When wasps were building a nest outside the window to my study, I put a used-up bottle of honey, which still had a little honey in it, on the window ledge below the nest. I did this to reward the wasps for their labors. I put the bottle there in the morning and by night I had yet to see a single wasp go anywhere near the bottle. At nine o’clock I suddenly noticed that the nest was in an uproar, there were wasps everywhere, on the window, in the bottle, everywhere. My guess was that when it got dark and the wasps stopped working for the day a few of them came out to eat honey and then when they went back to the nest smelling like honey they were attacked by other wasps. It wasn’t until eleven o’clock that things at the nest finally settled down. I removed the screen on the window and turned the bottle upside down so the half dozen or so wasps still inside it could get out. Covered in honey, these wasps struggled to crawl slowly up the window, cautiously drawing closer to the nest and leaving streaks of honey on the glass.
The next morning the wasps were going about their business in their usual hectic but orderly fashion. Acting on a sudden suspicion I went downstairs to take a look. Below my window I found a dozen or so dead wasps. Out of shame, I left this particular detail out of my essay “My Neighbors the Wasps,” but I wrote about it in my diary for the day and at the end of the entry I wrote, “I’m so sorry, wasps! Forgive me!”
It has big ears that stick way up over its head, two back legs that are longer than its body, it can run like the wind, it is the color of the dirt in a northern village, and it possesses the stealth and silence of a fish. These are the essential components that go into making a wild rabbit (and these same characteristics give a hint as to the nature of the rabbit’s gloomy fate).
The rabbit is an animal of mystery and legend, it survives by its vigilance and its speed in flight. The wild rabbit is as connected to the soil as the crops that grow from it, indeed, the wild rabbit seems to be one with the soil (the soil come to life). Legend has it that if you see one rabbit at a given spot during the day, at night there will be a whole lot of rabbits gathered at that same spot. Legend also has it that anybody who hunts rabbits will end up shooting a companion or himself by mistake. We associate the rabbit with the goddess of the moon, and in the West there are folktales about rabbits being witches who change themselves into rabbits when they are being chased and have no place to hide.

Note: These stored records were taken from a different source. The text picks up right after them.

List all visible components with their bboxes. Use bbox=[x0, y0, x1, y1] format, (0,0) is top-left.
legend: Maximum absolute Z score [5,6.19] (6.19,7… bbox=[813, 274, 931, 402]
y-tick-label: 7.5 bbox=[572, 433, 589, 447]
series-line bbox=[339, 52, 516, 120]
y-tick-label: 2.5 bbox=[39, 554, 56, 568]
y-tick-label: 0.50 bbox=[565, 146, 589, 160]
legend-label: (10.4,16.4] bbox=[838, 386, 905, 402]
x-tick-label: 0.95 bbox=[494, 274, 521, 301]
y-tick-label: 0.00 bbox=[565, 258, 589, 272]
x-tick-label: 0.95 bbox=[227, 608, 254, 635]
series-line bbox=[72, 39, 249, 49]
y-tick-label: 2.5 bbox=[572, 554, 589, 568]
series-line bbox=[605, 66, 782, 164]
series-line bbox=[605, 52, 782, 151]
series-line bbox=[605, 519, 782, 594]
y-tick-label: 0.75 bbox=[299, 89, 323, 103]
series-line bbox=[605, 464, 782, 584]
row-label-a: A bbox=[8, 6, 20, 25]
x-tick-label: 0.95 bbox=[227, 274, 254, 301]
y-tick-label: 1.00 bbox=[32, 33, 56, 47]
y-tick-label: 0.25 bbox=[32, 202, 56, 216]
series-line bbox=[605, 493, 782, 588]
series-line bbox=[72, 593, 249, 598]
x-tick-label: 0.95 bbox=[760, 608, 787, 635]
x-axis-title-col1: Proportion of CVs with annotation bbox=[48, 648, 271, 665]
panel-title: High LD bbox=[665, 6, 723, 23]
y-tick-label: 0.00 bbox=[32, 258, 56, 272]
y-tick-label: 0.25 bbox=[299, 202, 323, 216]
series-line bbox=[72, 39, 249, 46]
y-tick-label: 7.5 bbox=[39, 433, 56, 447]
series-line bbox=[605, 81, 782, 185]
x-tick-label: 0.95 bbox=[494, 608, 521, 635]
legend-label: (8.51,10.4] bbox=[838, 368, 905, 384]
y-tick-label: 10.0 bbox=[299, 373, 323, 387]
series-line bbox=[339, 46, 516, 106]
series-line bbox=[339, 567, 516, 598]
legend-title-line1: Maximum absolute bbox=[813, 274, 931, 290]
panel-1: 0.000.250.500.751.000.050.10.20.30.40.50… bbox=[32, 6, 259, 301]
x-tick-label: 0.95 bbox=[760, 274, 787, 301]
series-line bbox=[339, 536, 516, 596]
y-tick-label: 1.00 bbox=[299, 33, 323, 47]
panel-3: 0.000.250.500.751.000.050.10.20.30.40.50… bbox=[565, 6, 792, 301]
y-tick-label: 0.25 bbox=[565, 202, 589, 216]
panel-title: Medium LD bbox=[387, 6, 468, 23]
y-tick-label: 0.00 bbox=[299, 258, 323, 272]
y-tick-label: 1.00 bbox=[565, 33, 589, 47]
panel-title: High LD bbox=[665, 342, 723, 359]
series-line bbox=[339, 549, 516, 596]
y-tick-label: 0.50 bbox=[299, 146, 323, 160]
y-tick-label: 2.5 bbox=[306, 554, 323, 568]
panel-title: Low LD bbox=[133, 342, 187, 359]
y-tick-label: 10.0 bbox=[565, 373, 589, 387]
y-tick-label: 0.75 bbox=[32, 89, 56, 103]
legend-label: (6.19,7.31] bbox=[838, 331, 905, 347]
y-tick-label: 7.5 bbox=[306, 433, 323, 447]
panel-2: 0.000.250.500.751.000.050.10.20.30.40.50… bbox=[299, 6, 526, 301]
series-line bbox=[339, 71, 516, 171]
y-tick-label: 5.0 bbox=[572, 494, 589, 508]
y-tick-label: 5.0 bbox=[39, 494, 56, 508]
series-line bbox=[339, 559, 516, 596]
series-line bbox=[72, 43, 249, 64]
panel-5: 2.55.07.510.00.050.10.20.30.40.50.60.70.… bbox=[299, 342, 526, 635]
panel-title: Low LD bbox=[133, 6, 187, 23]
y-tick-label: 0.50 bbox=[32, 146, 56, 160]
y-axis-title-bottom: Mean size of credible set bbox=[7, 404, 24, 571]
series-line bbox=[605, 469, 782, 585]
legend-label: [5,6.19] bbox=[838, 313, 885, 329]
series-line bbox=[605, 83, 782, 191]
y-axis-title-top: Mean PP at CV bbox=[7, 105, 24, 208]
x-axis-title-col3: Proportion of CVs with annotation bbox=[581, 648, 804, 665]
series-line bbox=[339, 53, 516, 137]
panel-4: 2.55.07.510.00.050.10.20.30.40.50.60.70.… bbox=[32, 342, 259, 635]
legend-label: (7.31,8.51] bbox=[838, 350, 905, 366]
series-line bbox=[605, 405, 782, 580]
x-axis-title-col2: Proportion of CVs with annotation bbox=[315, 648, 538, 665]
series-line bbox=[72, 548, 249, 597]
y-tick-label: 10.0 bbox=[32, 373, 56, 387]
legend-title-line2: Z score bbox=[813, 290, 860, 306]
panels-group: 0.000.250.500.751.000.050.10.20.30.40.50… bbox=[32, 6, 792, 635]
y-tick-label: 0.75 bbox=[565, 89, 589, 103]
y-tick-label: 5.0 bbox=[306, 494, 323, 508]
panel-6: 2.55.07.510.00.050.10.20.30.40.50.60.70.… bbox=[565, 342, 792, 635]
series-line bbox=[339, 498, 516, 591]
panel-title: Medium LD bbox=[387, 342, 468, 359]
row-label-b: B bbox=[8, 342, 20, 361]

Wild rabbits have an astounding ability to adapt to all sorts of habitat. They occur more commonly and are spread more widely around the globe than even sparrows (you can find rabbits in mountains above four thousand meters and you can even find them on the tundra at the northern and southern extremes of the earth). But nowadays it is rare to see even the slightest trace of a wild rabbit. I’ve lived my whole life on the outskirts of Beijing and I often go way out into the fields, but most of what I know about wild rabbits I know only from my memories of childhood. One April Fool’s Day not so long ago, I called up a friend and told him in the most serious voice I could manage that I had caught a wild rabbit with my bare hands. But in truth I have not been able to lay my eyes on a single wild rabbit, even earlier this year when I spent an entire morning in Bazhou in Hebei province walking around in the countryside with my binoculars. The sad truth is that wild rabbits have quietly disappeared from our land. The lyrics in that Western folk song are right: “This is the time of man.”